I spent an embarrassingly long time contemplating what to title this post. "Thankful" seemed the perfect word for how I'm feeling. Yesterday, my husband called and told me about the school shooting in Connecticut. The strong wave of emotion that has followed since then has really taken me off guard. I don't know these children or their families, so why do I hurt so badly for them?
I actually feel very strongly against homeschooling, but even so - that was my first thought. In light of the mall shooting that happened not even an hour away from my apartment this past week, I've thought several times of not going to crowded public places anymore. But that's no way to live. I was fearful yesterday.

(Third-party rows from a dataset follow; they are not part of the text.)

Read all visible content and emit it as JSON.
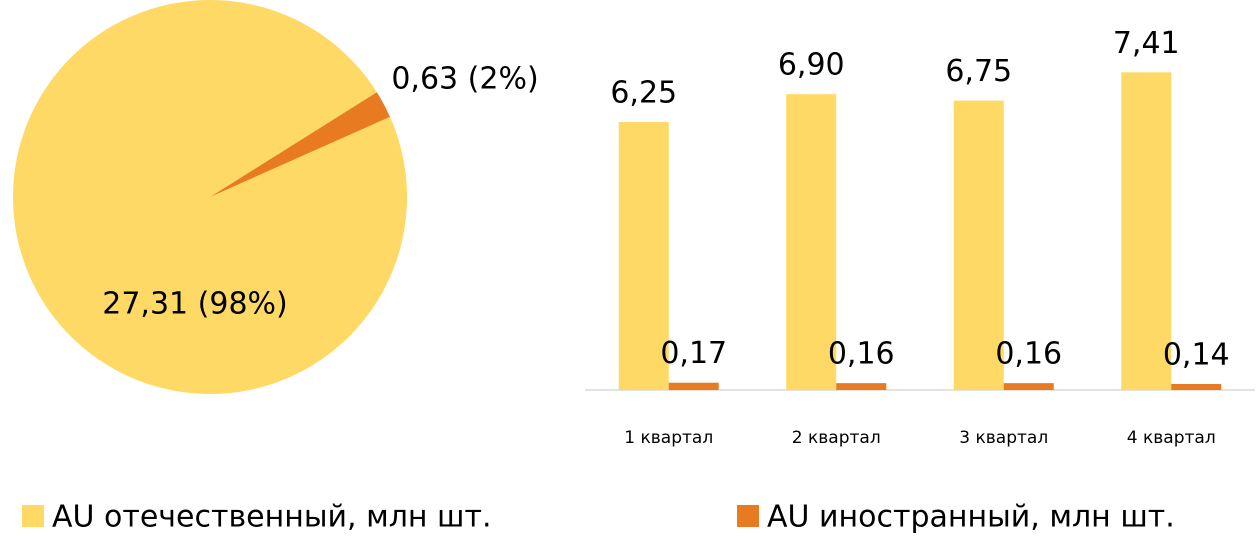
{
  "chart_data": [
    {
      "type": "pie",
      "values": [
        27.31,
        0.63
      ],
      "value_labels": [
        "27,31 (98%)",
        "0,63 (2%)"
      ],
      "colors": [
        "#FFD966",
        "#E87B22"
      ]
    },
    {
      "type": "bar",
      "categories": [
        "1 квартал",
        "2 квартал",
        "3 квартал",
        "4 квартал"
      ],
      "series": [
        {
          "name": "AU отечественный, млн шт.",
          "color": "#FFD966",
          "values": [
            6.25,
            6.9,
            6.75,
            7.41
          ],
          "value_labels": [
            "6,25",
            "6,90",
            "6,75",
            "7,41"
          ]
        },
        {
          "name": "AU иностранный, млн шт.",
          "color": "#E87B22",
          "values": [
            0.17,
            0.16,
            0.16,
            0.14
          ],
          "value_labels": [
            "0,17",
            "0,16",
            "0,16",
            "0,14"
          ]
        }
      ],
      "ylim": [
        0,
        8
      ],
      "legend": "bottom"
    }
  ]
}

I'm so glad I have a loving husband to turn to. I'd been feeling particularly blue since finding out we weren't pregnant after another fertility procedure. But last night, we stayed up and talked about how thankful we are for what we have, the blessings we've been given. It put my life into perspective.

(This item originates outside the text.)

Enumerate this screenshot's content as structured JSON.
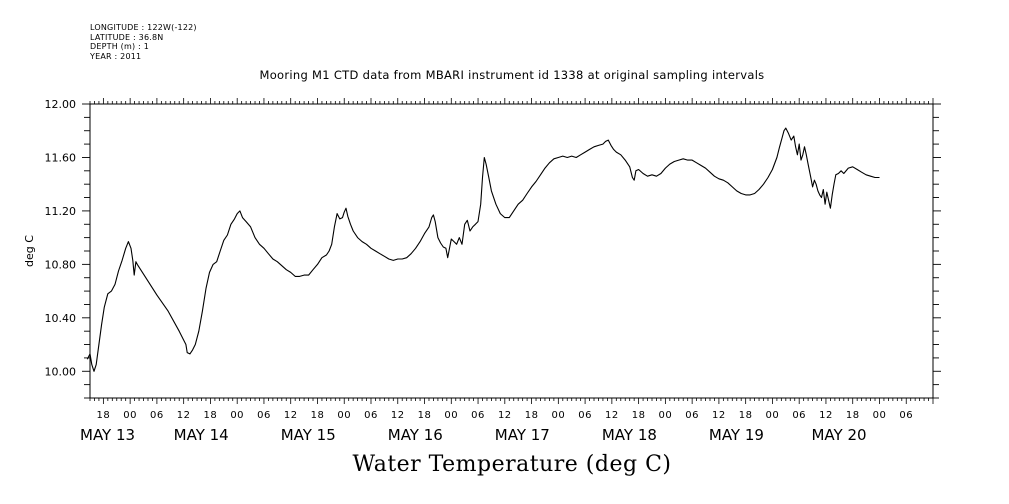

This morning, I woke up with a renewed sense of thankfulness.
I'm first and foremost thankful for my faith in God. Prayer has gotten me through so much in life.
Second, I'm thankful for a husband that works harder than anyone I know to provide for his family, physically and emotionally.
Third, and not at all least, I'm thankful for our miracle baby, Ethan. We had NO idea how blessed we were when we were able to get pregnant with him. I'm thankful for his health, and that he is sleeping safely in his room tonight.
Today, we spent the day together. In fact, Ethan didn't even get out of his PJ's. It was a wonderful day to regroup as a family - to enjoy each other's company. I remember how important it is to tell my husband and son how much I love and appreciate them.
I've tried to make sense of this shooting, but that is impossible. However, I can strive to appreciate every moment with our small family.